500 HTTP Status codes

500 status codes indicate server errors. It means that the client request is correct, but the server cannot perform it.

  • 500 (Internal Server Error): generic error message, unexpected error.
  • 501 (Not Implemented): the server cannot recognize the request method or is unable to perform the request at the moment.
  • 502 (Bad Gateway): the server is acting as a proxy. The upstream server sent an invalid response.
  • 503 (Server Unavailable): the server cannot fulfill the request at the moment because it is down. For example, because it is undergoing maintenance. 

Which codes are essential for SEO

Some codes are more important than others in SEO because they can influence the ranking.

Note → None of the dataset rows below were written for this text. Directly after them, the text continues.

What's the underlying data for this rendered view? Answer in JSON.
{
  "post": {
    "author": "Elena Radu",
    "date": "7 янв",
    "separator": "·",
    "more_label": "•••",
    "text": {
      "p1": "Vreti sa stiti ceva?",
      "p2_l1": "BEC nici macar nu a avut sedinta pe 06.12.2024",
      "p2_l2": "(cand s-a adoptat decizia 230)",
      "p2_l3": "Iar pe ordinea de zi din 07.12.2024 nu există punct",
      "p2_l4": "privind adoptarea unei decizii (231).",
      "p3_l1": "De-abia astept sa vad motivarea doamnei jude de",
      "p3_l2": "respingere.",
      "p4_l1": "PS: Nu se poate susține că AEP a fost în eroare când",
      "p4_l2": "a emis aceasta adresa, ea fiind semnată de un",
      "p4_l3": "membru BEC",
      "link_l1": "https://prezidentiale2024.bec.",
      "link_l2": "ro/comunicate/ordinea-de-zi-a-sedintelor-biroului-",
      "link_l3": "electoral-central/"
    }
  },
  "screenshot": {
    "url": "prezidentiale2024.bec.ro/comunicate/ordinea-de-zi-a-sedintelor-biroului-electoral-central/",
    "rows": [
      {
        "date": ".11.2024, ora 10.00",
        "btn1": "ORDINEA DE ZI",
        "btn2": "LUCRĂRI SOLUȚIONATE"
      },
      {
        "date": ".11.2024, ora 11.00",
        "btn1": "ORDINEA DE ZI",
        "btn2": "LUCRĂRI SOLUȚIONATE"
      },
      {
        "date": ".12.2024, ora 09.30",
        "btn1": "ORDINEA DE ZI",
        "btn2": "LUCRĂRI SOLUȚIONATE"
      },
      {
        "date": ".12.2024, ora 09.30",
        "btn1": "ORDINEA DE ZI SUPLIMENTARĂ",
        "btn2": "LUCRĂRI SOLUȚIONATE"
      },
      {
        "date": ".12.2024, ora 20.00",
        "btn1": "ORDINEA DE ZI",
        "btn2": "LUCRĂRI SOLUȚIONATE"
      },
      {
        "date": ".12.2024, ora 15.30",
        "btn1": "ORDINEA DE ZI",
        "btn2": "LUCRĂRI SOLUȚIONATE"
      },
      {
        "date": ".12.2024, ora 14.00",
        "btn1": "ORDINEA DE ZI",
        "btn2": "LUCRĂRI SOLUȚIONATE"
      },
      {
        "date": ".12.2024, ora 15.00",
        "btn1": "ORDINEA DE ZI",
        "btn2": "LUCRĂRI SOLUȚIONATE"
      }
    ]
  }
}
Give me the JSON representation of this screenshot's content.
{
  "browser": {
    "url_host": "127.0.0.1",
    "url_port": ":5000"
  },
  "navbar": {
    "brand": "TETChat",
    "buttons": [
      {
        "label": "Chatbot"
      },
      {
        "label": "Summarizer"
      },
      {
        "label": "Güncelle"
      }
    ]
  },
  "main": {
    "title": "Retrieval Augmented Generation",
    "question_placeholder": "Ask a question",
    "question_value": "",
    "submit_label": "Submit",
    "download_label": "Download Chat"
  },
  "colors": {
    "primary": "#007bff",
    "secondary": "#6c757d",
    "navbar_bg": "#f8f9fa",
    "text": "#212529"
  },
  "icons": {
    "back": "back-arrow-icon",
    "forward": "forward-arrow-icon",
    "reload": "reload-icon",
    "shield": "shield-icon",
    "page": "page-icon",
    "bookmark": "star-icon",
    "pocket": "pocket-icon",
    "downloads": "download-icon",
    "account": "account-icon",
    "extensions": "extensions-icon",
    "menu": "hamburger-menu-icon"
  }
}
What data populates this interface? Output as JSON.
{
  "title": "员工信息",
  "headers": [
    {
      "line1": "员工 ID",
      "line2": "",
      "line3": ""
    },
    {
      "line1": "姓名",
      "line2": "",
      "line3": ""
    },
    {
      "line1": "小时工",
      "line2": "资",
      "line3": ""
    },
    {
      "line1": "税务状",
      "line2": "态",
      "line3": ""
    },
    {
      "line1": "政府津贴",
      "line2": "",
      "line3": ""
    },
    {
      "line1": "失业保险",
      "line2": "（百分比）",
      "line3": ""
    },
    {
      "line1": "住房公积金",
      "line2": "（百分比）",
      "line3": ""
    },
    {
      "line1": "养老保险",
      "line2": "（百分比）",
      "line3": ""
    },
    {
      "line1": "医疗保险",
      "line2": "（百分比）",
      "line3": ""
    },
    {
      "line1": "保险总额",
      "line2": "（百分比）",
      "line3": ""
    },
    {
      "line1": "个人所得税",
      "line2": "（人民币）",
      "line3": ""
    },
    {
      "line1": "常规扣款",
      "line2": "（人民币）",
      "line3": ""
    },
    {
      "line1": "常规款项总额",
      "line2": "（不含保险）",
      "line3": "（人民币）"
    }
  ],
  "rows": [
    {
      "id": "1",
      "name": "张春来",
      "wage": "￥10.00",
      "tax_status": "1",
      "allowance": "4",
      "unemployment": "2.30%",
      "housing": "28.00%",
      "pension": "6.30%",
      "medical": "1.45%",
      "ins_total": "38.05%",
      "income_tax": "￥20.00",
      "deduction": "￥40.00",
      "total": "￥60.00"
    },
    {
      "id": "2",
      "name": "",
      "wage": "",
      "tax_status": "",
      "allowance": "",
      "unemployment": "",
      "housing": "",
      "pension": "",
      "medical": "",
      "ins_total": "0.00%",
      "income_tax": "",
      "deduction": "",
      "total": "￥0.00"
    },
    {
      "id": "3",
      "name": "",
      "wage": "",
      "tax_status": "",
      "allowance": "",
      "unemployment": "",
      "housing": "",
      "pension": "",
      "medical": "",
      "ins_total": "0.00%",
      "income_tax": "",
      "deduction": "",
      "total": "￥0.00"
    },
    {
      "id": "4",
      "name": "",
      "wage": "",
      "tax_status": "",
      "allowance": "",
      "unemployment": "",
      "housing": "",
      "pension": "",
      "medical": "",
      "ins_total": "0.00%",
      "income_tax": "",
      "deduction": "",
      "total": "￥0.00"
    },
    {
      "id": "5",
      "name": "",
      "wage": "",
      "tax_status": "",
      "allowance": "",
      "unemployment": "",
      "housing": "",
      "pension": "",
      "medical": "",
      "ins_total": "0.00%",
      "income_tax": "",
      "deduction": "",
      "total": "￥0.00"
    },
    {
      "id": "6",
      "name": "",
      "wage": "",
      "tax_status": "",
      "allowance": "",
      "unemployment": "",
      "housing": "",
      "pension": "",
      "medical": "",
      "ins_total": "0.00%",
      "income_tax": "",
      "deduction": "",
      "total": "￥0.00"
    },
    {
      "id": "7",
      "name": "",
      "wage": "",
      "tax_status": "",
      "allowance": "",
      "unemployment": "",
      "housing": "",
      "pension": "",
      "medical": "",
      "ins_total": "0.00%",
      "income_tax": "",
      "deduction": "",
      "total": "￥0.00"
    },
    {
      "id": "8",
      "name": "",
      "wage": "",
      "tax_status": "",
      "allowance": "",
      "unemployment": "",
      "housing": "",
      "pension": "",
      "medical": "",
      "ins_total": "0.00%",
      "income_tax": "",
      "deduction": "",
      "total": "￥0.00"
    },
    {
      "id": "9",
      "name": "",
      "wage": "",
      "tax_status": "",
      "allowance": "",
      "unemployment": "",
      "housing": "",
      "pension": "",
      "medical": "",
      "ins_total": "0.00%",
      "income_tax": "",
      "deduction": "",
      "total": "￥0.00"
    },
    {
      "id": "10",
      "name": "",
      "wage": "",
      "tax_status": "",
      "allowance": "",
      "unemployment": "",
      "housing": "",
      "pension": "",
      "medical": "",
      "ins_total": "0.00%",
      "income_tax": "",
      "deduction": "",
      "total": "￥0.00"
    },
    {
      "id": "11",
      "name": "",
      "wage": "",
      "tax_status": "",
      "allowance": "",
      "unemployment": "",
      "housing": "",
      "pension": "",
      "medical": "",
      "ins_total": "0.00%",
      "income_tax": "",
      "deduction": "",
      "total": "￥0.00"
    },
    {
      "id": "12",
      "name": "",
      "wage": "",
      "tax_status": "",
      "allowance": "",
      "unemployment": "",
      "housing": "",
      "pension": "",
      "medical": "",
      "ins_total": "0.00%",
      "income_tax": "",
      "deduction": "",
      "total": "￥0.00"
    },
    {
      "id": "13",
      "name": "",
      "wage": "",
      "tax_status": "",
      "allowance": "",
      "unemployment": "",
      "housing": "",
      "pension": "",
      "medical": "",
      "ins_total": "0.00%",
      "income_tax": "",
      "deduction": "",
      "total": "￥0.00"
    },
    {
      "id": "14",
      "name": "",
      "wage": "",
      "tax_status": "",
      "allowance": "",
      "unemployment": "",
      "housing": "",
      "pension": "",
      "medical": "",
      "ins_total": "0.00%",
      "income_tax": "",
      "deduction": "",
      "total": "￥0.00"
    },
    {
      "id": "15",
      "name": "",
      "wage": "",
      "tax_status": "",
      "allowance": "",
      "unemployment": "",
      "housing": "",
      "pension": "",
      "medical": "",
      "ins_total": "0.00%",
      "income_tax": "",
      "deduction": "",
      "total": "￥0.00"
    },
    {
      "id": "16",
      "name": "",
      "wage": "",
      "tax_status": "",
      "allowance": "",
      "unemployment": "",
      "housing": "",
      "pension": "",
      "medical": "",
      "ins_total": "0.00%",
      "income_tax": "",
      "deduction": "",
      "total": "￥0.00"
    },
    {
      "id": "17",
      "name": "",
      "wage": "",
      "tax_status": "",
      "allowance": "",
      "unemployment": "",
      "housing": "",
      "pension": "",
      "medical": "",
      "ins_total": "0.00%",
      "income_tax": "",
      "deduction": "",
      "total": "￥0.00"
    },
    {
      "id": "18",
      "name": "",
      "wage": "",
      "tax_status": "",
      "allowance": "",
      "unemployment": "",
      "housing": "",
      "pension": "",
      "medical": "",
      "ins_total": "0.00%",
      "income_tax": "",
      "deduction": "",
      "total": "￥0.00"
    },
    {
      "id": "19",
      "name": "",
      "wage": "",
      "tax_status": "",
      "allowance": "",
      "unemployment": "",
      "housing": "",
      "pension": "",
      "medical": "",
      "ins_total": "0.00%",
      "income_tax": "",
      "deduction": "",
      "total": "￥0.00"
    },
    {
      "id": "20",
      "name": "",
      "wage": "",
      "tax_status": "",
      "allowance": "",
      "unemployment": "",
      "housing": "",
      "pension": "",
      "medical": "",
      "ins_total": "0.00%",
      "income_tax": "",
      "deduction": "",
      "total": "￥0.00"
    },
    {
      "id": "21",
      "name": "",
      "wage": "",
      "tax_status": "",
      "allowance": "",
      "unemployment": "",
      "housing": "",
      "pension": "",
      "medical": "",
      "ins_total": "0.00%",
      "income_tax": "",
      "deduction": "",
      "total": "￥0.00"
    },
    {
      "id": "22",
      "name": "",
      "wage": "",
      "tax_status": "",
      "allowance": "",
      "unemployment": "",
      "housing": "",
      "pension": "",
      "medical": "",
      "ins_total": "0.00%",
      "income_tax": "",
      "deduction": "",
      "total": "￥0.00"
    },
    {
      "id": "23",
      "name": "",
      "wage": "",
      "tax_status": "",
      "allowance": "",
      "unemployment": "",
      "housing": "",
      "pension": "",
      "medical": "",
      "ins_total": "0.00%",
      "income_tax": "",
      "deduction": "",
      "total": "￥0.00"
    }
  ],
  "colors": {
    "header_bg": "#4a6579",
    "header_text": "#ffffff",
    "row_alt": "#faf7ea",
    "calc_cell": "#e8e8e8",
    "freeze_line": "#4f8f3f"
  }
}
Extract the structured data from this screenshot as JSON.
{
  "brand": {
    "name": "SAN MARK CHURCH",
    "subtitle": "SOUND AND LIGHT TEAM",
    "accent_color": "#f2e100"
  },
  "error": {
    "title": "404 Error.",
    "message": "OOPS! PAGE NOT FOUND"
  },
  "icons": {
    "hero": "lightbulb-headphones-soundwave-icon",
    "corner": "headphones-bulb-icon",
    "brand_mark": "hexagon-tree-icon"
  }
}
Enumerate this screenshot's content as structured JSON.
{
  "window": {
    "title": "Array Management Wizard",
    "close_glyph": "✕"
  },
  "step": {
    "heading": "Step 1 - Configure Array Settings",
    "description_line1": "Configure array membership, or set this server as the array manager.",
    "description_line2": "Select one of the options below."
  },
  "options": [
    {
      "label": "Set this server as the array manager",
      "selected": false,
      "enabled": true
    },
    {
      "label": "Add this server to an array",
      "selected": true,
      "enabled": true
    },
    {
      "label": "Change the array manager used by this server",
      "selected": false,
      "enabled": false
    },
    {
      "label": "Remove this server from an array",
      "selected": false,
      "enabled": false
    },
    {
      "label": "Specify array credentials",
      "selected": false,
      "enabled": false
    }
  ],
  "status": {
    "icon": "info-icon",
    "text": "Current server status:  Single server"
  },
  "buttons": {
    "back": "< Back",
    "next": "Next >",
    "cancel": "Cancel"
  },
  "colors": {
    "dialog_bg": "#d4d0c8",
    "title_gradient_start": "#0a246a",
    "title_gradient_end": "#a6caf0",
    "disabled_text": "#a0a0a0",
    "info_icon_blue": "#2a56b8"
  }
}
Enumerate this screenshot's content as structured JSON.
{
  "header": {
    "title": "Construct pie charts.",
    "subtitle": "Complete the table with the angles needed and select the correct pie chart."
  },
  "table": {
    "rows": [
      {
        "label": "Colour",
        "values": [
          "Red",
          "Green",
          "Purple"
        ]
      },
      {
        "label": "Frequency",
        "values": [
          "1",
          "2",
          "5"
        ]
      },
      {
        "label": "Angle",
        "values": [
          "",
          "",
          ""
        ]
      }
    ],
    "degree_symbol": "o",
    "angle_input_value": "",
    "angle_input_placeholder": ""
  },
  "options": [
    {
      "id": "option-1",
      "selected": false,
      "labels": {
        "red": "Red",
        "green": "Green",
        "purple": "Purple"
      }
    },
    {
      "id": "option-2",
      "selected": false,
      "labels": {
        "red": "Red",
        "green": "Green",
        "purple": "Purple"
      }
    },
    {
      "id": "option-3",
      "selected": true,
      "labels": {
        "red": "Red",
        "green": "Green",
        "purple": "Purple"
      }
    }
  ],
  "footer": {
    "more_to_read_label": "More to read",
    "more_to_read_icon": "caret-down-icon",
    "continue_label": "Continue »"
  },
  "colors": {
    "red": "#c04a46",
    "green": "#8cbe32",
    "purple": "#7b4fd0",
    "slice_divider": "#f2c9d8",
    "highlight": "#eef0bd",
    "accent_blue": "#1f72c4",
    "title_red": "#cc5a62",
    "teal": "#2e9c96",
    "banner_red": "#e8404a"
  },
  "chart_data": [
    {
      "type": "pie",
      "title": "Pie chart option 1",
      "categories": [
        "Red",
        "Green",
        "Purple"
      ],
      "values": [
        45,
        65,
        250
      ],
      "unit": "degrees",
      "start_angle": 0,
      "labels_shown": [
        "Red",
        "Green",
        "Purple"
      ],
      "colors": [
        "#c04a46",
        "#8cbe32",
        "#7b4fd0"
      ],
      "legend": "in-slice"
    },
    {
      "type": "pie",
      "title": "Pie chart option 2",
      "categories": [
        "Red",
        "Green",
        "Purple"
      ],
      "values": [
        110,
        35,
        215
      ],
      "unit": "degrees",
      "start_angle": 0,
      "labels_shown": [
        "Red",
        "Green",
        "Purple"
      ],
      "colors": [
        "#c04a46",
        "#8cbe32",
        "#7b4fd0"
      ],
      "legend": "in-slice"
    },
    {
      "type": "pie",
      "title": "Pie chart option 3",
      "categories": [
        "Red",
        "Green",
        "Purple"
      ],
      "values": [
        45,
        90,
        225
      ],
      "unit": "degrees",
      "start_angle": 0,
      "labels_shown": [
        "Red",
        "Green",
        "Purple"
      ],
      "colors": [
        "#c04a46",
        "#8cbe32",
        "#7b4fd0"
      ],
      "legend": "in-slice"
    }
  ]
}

We can sort them into three groups.

Found

It includes only the code 200. It indicates that the page has been found at the indicated URL, as expected. 

Redirects

It includes the codes 301,302, 303. They indicate that the resource is elsewhere, either temporarily or permanently. Their correct implementation is critical to not incur into penalizations.

Not found

A 404 HTTP status code causes a not smooth crawling, and then the ranking of the whole website can suffer.

Find out which codes your website returns

To discover what codes the pages within a website returns, scan it with the SEO Spider

SEO Spider screen

Just enter the URL you want to analyze. Then navigate the menu on the left. Under Structure, select Status. You can also filter them by the groups mentioned above.